A cautionary tale of a bug that wasn’t (yet was)
I’m currently working with a team helping an industrial textile manufacturer based in Lyon, France. Part of the job is working with a CSV file (isn’t it always) and translating the data into JSON so it’s usable by Elasticsearch. All has been going well until the other day when our P.O. found something weird.
The CSV in question is a list of material rolls material that are currently in the warehouse. We convert the data so it is rendered on a rather lovely website (you can tell I didn’t design it) so it can be easily searched. Common to every roll are attributes like type, colour, width and length. Today it was the width that had us scratching our heads.
Up to now we had been happily displaying the width in meters, yet a latest export from their systems, a roll had turned up that was 900 meters wide. Now, I can’t say I know much about the textile industry but even I was struggling with the fact that somewhere in the warehouse was lurking a roll of material NEARLY ONE KILOMETER WIDE. That surely would cause issues, or collapse into a black hole of some kind.
“Of course”, I said, “it’s a data error. I’ll have a look at import file.”
Sure enough, I found the roll in question and it stated 900 meters. “Ha! Someone’s goofed” I thought, not quite realising at this point that someone had indeed goofed, and that person was me.

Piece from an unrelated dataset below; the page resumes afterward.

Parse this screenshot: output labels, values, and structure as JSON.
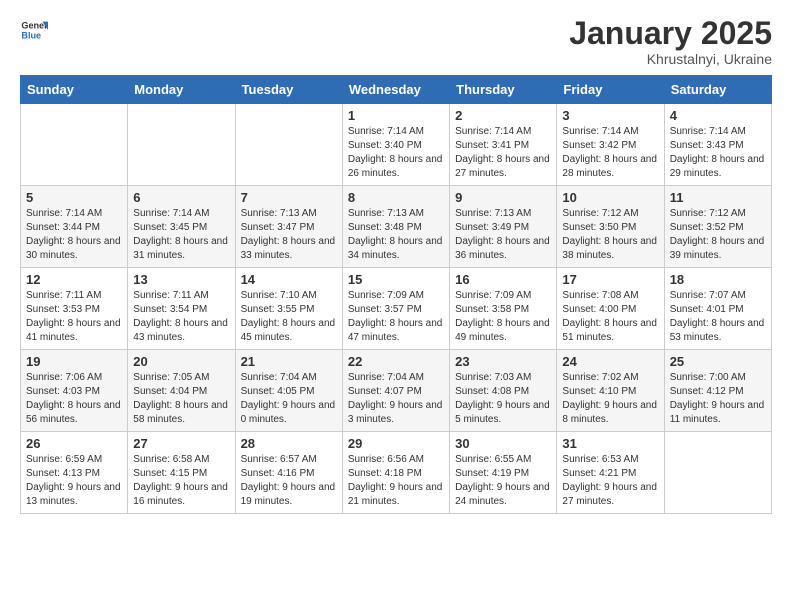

I looked at the other rolls in the file. All were the normal one to three meters in width. Some were 1.200, other 2.300 and so on. So, I reasoned, it was more likely that this roll was maybe 900 millimetres rather than the distance of a recommended daily walk. If that’s the case why on earth are the others in meters?
Of course, they were not.
This particular rosbif had completely forgotten that is perfectly normal in France and other countries to use ‘.’ as the thousands separator and ‘,’ as the decimal point. All the widths were in millimetres. However, and here’s the kicker, as most were one to three meters, the data had been correct all this time by accident, as we took the period to be the decimal point, which is right if you want to divide by one thousand. Only when something less than a thousand showed up did the bug manifest. A quick line of sanitising code to remove the period and treat everything as millimetres and our 900 meter frankenroll was shrunk down to size.
The moral of this story is, when working with ‘punctuated’ numbers, be always sure to ask someone “What’s the (decimal) point?”.